Method for manufacturing a conductor structure for an integrated circuit

1. A method for manufacturing a conductor structure for an integrated circuit, which comprises the steps of: providing a structured, insulating layer; applying a first passivation layer to the structured, insulating layer; applying a layer of conductive material to the first passivation layer; applying a second passivation layer to the layer of conductive material; applying a hard mask to the second passivation layer; removing the layer of conductive material in regions defined by the hard mask; and removing the first passivation layer in the regions defined by hard mask by sputtering and parts of the first passivation layer are at least partially deposited again on a side wall of the layer of conductive material.

2. The method according to claim 1 , which comprises removing the layer of conductive material by reactive ion etching.

3. The method according to claim 1 , removing the layer of conductive material by sputtering.

4. The method according to claim 1 , which comprises forming the layer of conductive material from copper.

5. The method according to claim 1 , which comprises forming the layer of conductive material to have a thickness of between 300 nm and 500 nm.

6. The method according to claim 1 , which comprises forming the first passivation layer and the second passivation layer from a material selected from the group of tantalum, tantalum nitride, and a compound formed of tantalum and tantalum nitride.

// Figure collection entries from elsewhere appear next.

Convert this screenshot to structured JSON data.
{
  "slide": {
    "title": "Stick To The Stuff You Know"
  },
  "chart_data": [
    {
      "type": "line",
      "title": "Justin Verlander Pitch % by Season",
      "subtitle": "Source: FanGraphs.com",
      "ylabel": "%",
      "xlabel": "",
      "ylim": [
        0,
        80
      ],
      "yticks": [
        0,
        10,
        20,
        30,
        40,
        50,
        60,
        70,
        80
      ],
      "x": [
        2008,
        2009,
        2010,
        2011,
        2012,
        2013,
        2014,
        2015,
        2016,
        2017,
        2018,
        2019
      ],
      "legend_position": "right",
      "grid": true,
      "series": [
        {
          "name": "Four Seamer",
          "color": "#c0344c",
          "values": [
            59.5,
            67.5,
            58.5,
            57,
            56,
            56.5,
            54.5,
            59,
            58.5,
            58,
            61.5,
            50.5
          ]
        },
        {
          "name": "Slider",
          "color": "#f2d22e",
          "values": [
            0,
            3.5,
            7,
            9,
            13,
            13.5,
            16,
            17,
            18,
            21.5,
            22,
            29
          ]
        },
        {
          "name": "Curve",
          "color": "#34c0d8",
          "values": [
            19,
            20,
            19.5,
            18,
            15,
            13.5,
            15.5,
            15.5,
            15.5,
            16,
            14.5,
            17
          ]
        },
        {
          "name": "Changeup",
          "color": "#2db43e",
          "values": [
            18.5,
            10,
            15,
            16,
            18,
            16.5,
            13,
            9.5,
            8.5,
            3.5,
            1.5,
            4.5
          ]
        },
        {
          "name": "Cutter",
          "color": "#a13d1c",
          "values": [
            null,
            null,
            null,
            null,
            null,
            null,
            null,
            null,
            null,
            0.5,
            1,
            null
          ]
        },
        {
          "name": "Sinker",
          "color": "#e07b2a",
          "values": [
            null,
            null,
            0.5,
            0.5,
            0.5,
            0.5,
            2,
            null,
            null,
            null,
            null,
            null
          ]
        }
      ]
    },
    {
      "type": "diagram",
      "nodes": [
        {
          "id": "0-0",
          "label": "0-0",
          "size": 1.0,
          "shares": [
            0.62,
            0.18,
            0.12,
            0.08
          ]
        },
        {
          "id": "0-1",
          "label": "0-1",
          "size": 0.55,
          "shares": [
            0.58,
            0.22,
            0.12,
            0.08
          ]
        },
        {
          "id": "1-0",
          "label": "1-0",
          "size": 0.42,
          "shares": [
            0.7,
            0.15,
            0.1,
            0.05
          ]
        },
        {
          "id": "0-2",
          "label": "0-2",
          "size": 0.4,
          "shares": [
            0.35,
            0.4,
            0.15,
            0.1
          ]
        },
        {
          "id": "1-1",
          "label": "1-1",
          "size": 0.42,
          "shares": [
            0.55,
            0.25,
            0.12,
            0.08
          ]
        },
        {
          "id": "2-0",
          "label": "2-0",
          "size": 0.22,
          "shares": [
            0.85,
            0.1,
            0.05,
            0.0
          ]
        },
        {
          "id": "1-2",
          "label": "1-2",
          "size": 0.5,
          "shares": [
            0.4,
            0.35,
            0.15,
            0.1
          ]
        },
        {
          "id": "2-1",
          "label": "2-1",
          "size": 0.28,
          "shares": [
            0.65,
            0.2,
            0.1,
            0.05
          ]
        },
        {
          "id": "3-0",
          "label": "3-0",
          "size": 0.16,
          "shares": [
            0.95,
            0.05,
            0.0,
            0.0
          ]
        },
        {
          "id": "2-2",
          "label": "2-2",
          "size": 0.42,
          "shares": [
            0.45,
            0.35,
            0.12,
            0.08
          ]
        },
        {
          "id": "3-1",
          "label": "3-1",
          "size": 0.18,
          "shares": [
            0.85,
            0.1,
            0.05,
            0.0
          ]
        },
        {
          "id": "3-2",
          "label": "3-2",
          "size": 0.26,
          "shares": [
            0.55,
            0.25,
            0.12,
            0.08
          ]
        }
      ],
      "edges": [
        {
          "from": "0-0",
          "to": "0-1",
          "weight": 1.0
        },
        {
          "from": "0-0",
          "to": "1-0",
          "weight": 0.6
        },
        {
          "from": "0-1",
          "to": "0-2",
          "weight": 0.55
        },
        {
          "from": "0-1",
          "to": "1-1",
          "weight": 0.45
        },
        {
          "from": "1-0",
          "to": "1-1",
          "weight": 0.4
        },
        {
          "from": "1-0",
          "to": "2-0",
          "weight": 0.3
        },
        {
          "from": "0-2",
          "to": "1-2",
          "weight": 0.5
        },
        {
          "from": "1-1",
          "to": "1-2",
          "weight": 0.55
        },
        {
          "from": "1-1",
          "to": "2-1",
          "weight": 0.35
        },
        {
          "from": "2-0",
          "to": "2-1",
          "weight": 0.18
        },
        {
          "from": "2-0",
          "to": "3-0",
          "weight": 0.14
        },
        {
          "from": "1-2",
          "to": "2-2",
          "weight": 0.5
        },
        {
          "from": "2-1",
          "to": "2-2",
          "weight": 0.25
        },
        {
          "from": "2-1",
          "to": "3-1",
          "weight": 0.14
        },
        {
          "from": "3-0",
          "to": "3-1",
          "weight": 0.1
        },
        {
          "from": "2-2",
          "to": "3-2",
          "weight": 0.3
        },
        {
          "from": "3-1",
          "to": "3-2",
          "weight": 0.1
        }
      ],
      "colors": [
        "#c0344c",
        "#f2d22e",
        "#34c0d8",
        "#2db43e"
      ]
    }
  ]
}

7. The method according to claim 1 , which comprises forming the structured insulating layer from a material selected from the group consisting of silicon oxide and a material with a dielectric constant which is lower than that of the silicon oxide.

8. The method according to claim 1 , which comprises forming the hard mask from a material selected from the group consisting of silicon oxide, silicon nitride, and silicon oxynitride.

9. The method according to claim 1 , which comprises forming the hard mask with a thickness of between 100 nm and 300 nm thick.

10. The method according to claim 1 , which comprises forming the first passivation layer and the second passivation layer with a thickness of approximately 20 nm.

11. The method according to claim 1 , which comprises providing a third passivation layer on a top surface.

12. The method according to claim 1 , which comprises providing a further insulating layer on a top surface.

13. The method according to claim 12 , which comprises chemical-mechanically polishing the further insulating layer.

14. The method according to claim 1 , which comprises during the sputtering step, cooling the conductor structure.

15. The method according to claim 1 , which comprises feeding in nitrogen in during the sputtering.

16. The method according to claim 1 , which comprises producing the structured, insulating layer by reactive ion etching.

17. The method according to claim 1 , which comprises structuring the layer of conductive material by heating and subsequent reactive ion etching.

18. The method according to claim 1 , which comprises producing the hard mask by the steps of: depositing a hard mask material by a chemical vapor deposition process to the second passivation layer; applying an antireflex layer on the hard mask material; applying a photoresist mask on the antireflex layer; removing the hard mask material by etching in regions defined by the photoresist mask; and removing the antireflex layer and the photoresist mask.